Earth Rotation: Theoretical aspects, observation of temporal variations and physical interpretation
Convener: Sigrid Böhm | Co-conveners: Alberto Escapa, Maria Karbon, David Salstein, Florian Seitz
| Wed, 10 Apr, 14:00–15:45
Room -2.21
| Attendance Thu, 11 Apr, 14:00–15:45
Hall X3

There is great interest in the Earth’s rotational motion and variability and much work on challenging problems in this field. We are looking forward to receiving your abstracts as well as learning about and discussing the ideas and findings relevant to one of the following areas:
First, we are interested in the progress of theories of Earth rotation. We seek contributions on theoretical developments that are consistent internally and with the highly accurate observations at the mm-level, to meet the requirements of the IAG's Global Geodetic Observing System (GGOS).

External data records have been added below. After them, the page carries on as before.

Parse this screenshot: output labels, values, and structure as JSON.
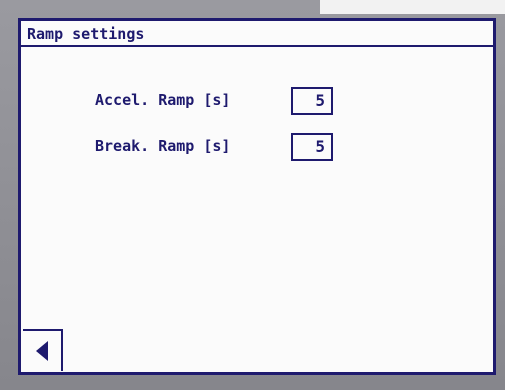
{
  "window": {
    "title": "Ramp settings"
  },
  "settings": [
    {
      "label": "Accel. Ramp [s]",
      "value": "5"
    },
    {
      "label": "Break. Ramp [s]",
      "value": "5"
    }
  ],
  "navigation": {
    "back_icon": "back-arrow-icon"
  },
  "colors": {
    "text": "#1e1a6e",
    "background": "#fbfbfb",
    "bezel": "#8e8e94"
  }
}
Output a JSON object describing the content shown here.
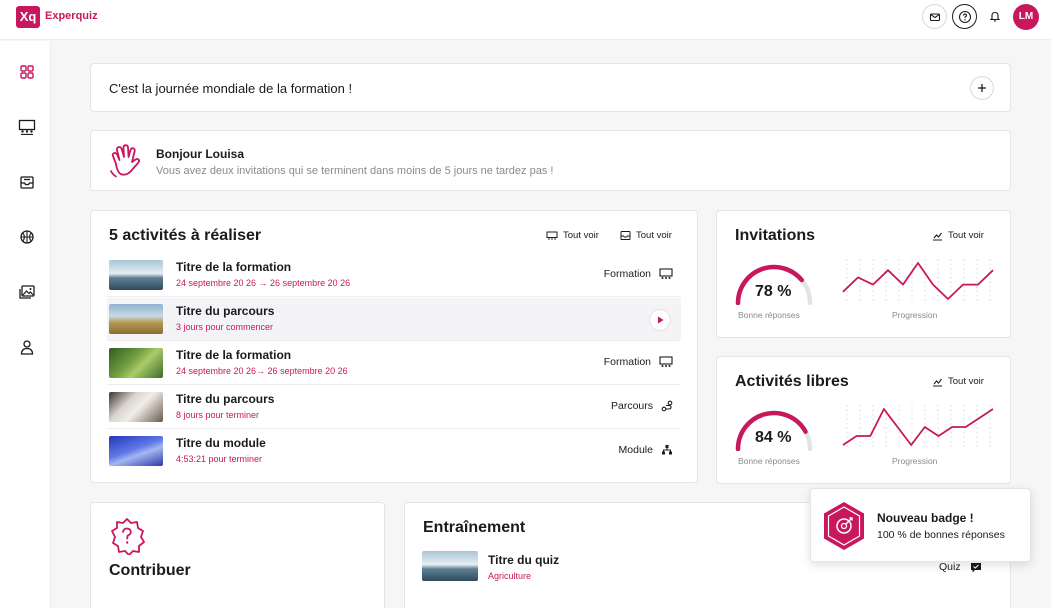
{
  "app": {
    "logo": "Xq",
    "name": "Experquiz"
  },
  "header": {
    "icons": [
      "mail-icon",
      "help-icon",
      "bell-icon"
    ],
    "avatar_initials": "LM"
  },
  "sidebar": {
    "items": [
      "dashboard-icon",
      "training-icon",
      "inbox-icon",
      "basketball-icon",
      "gallery-icon",
      "user-icon"
    ]
  },
  "banner": {
    "text": "C'est la journée mondiale de la formation !"
  },
  "greeting": {
    "title": "Bonjour Louisa",
    "subtitle": "Vous avez deux invitations qui se terminent dans moins de 5 jours ne tardez pas !"
  },
  "activities": {
    "title": "5 activités à réaliser",
    "link_1": "Tout voir",
    "link_2": "Tout voir",
    "rows": [
      {
        "title": "Titre de la formation",
        "subtitle": "24 septembre 20 26 → 26 septembre 20 26",
        "type": "Formation",
        "thumb": "glacier"
      },
      {
        "title": "Titre du parcours",
        "subtitle": "3 jours pour commencer",
        "type": "",
        "thumb": "savanna"
      },
      {
        "title": "Titre de la formation",
        "subtitle": "24 septembre 20 26→ 26 septembre 20 26",
        "type": "Formation",
        "thumb": "forest"
      },
      {
        "title": "Titre du parcours",
        "subtitle": "8 jours pour terminer",
        "type": "Parcours",
        "thumb": "sketch"
      },
      {
        "title": "Titre du module",
        "subtitle": "4:53:21 pour terminer",
        "type": "Module",
        "thumb": "blue"
      }
    ]
  },
  "invitations": {
    "title": "Invitations",
    "link": "Tout voir",
    "percent": "78 %",
    "percent_value": 78,
    "gauge_label": "Bonne réponses",
    "spark_label": "Progression",
    "spark": [
      3,
      5,
      4,
      6,
      4,
      7,
      4,
      2,
      4,
      4,
      6
    ]
  },
  "free": {
    "title": "Activités libres",
    "link": "Tout voir",
    "percent": "84 %",
    "percent_value": 84,
    "gauge_label": "Bonne réponses",
    "spark_label": "Progression",
    "spark": [
      3,
      4,
      4,
      7,
      5,
      3,
      5,
      4,
      5,
      5,
      6,
      7
    ]
  },
  "contribute": {
    "title": "Contribuer"
  },
  "training": {
    "title": "Entraînement",
    "quiz_title": "Titre du quiz",
    "quiz_sub": "Agriculture",
    "quiz_type": "Quiz"
  },
  "toast": {
    "title": "Nouveau badge !",
    "subtitle": "100 % de bonnes réponses"
  },
  "colors": {
    "accent": "#c8175d",
    "gauge_track": "#e3e3e6"
  }
}
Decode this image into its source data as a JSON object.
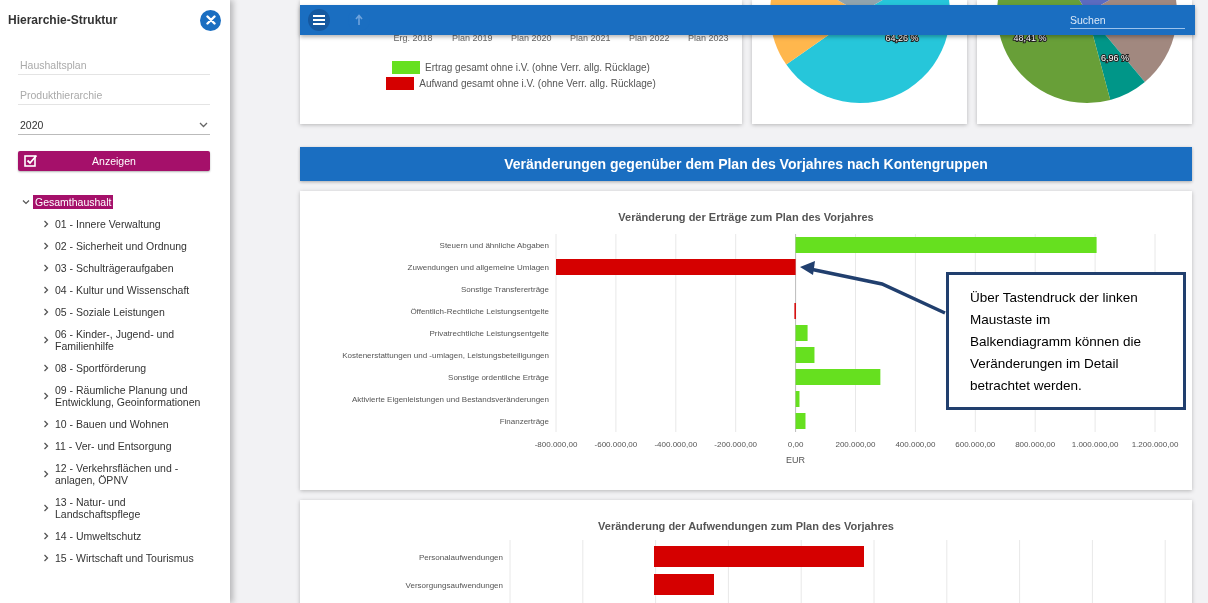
{
  "sidebar": {
    "title": "Hierarchie-Struktur",
    "fields": [
      {
        "placeholder": "Haushaltsplan"
      },
      {
        "placeholder": "Produkthierarchie"
      }
    ],
    "year_select": {
      "value": "2020"
    },
    "show_button": {
      "label": "Anzeigen"
    },
    "tree": [
      {
        "label": "Gesamthaushalt",
        "expanded": true,
        "selected": true,
        "children": [
          {
            "label": "01 - Innere Verwaltung",
            "expanded": false,
            "selected": false
          },
          {
            "label": "02 - Sicherheit und Ordnung",
            "expanded": false,
            "selected": false
          },
          {
            "label": "03 - Schulträgeraufgaben",
            "expanded": false,
            "selected": false
          },
          {
            "label": "04 - Kultur und Wissenschaft",
            "expanded": false,
            "selected": false
          },
          {
            "label": "05 - Soziale Leistungen",
            "expanded": false,
            "selected": false
          },
          {
            "label": "06 - Kinder-, Jugend- und Familienhilfe",
            "expanded": false,
            "selected": false
          },
          {
            "label": "08 - Sportförderung",
            "expanded": false,
            "selected": false
          },
          {
            "label": "09 - Räumliche Planung und Entwicklung, Geoinformationen",
            "expanded": false,
            "selected": false
          },
          {
            "label": "10 - Bauen und Wohnen",
            "expanded": false,
            "selected": false
          },
          {
            "label": "11 - Ver- und Entsorgung",
            "expanded": false,
            "selected": false
          },
          {
            "label": "12 - Verkehrsflächen und -anlagen, ÖPNV",
            "expanded": false,
            "selected": false
          },
          {
            "label": "13 - Natur- und Landschaftspflege",
            "expanded": false,
            "selected": false
          },
          {
            "label": "14 - Umweltschutz",
            "expanded": false,
            "selected": false
          },
          {
            "label": "15 - Wirtschaft und Tourismus",
            "expanded": false,
            "selected": false
          }
        ]
      }
    ]
  },
  "top_bar": {
    "search": {
      "placeholder": "Suchen"
    }
  },
  "overview_cards": [
    {
      "kind": "legend_chart",
      "x_labels": [
        "Erg. 2018",
        "Plan 2019",
        "Plan 2020",
        "Plan 2021",
        "Plan 2022",
        "Plan 2023"
      ],
      "legend": [
        {
          "label": "Ertrag gesamt ohne i.V. (ohne Verr. allg. Rücklage)",
          "color": "#66e01f"
        },
        {
          "label": "Aufwand gesamt ohne i.V. (ohne Verr. allg. Rücklage)",
          "color": "#d50000"
        }
      ]
    },
    {
      "kind": "pie",
      "slice_labels": [
        "64,26 %"
      ]
    },
    {
      "kind": "pie",
      "slice_labels": [
        "48,41 %",
        "6,96 %"
      ]
    }
  ],
  "section_header": "Veränderungen gegenüber dem Plan des Vorjahres nach Kontengruppen",
  "income_chart": {
    "chart_data": {
      "type": "bar",
      "orientation": "horizontal",
      "grid": true,
      "title": "Veränderung der Erträge zum Plan des Vorjahres",
      "xlabel": "EUR",
      "categories": [
        "Steuern und ähnliche Abgaben",
        "Zuwendungen und allgemeine Umlagen",
        "Sonstige Transfererträge",
        "Öffentlich-Rechtliche Leistungsentgelte",
        "Privatrechtliche Leistungsentgelte",
        "Kostenerstattungen und -umlagen, Leistungsbeteiligungen",
        "Sonstige ordentliche Erträge",
        "Aktivierte Eigenleistungen und Bestandsveränderungen",
        "Finanzerträge"
      ],
      "series": [
        {
          "color": "#66e01f",
          "values": [
            1005000,
            null,
            0,
            null,
            40000,
            63000,
            283000,
            13000,
            33000
          ]
        },
        {
          "color": "#d50000",
          "values": [
            null,
            -800000,
            null,
            -4000,
            null,
            null,
            null,
            null,
            null
          ]
        }
      ],
      "xlim": [
        -800000,
        1200000
      ],
      "xticks": [
        {
          "value": -800000,
          "label": "-800.000,00"
        },
        {
          "value": -600000,
          "label": "-600.000,00"
        },
        {
          "value": -400000,
          "label": "-400.000,00"
        },
        {
          "value": -200000,
          "label": "-200.000,00"
        },
        {
          "value": 0,
          "label": "0,00"
        },
        {
          "value": 200000,
          "label": "200.000,00"
        },
        {
          "value": 400000,
          "label": "400.000,00"
        },
        {
          "value": 600000,
          "label": "600.000,00"
        },
        {
          "value": 800000,
          "label": "800.000,00"
        },
        {
          "value": 1000000,
          "label": "1.000.000,00"
        },
        {
          "value": 1200000,
          "label": "1.200.000,00"
        }
      ]
    }
  },
  "callout": {
    "text": "Über Tastendruck der linken\nMaustaste im\nBalkendiagramm können die\nVeränderungen im Detail\nbetrachtet werden."
  },
  "expense_chart": {
    "title": "Veränderung der Aufwendungen zum Plan des Vorjahres",
    "categories": [
      "Personalaufwendungen",
      "Versorgungsaufwendungen"
    ]
  }
}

In particular, we invite presentations from the IAU/IAG joint working group, 'Theory of Earth Rotation and Validation'.
With respect to geodetic and astrometric observational techniques, we seek contributions that highlight new determinations of EOP series and their analyses, including combinations of different observing techniques.

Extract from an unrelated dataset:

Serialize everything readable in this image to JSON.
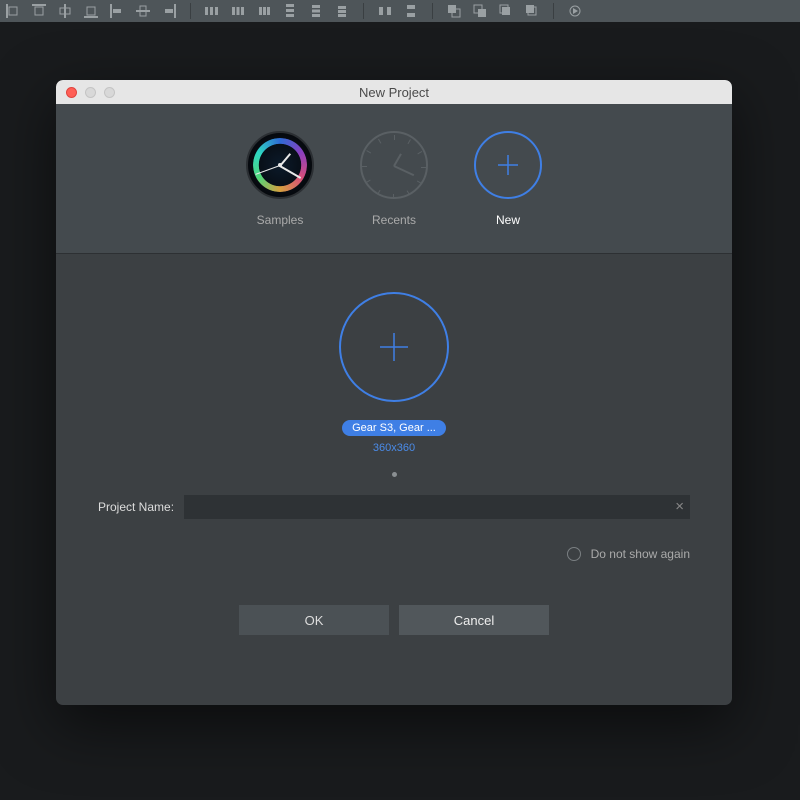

We also invite discussions of the dynamical basis for links between Earth rotation, geophysical fluids, and other geodetic quantities, such as the Earth gravity field or surface deformation, and investigations leading to more detailed explanations for the physical excitations of Earth rotation. Besides tidal influences from outside the Earth, the principal causes for variable EOP appear to be related to the changing motions and mass redistribution of the fluid portions of the planet. Observations of the geophysical fluids, such as the atmosphere, oceans, and other hydrological reservoirs, have achieved a new maturity in recent years. Independent observations of the relevant mass fields include the results of recent gravity missions like GRACE. We also welcome contributions about the relationship between EOP variability and current or potential variability in fluids due to climate variation or global change signals.

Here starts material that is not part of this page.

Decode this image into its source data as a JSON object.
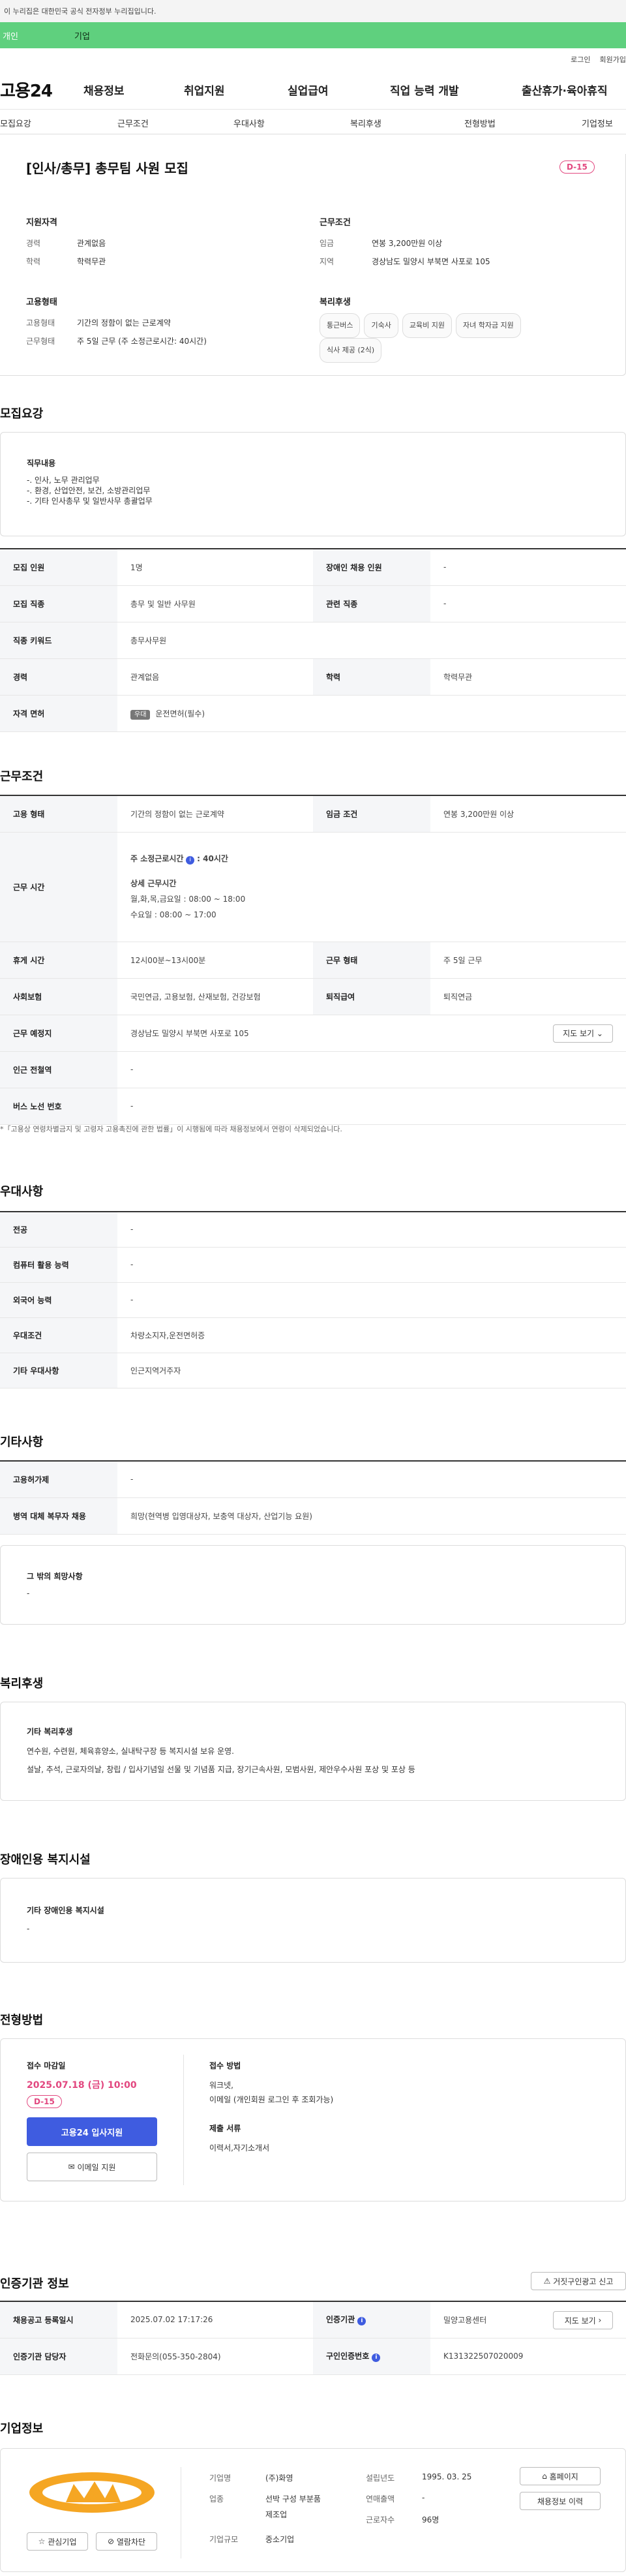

Besides contemporary determination of the EOP and the related geophysical excitations, forecasts of these quantities are important especially for the operational determination of Earth orientation, e.g., for spacecraft navigation; the effort to improve predictions currently is a topic of strong interest. In this sense, the session is also open to contributions dealing with the operative use of Earth orientation in different applications.
In addition, we will welcome input on the modeling, characteristics and variability of the rotation parameters of other planets or planetary bodies.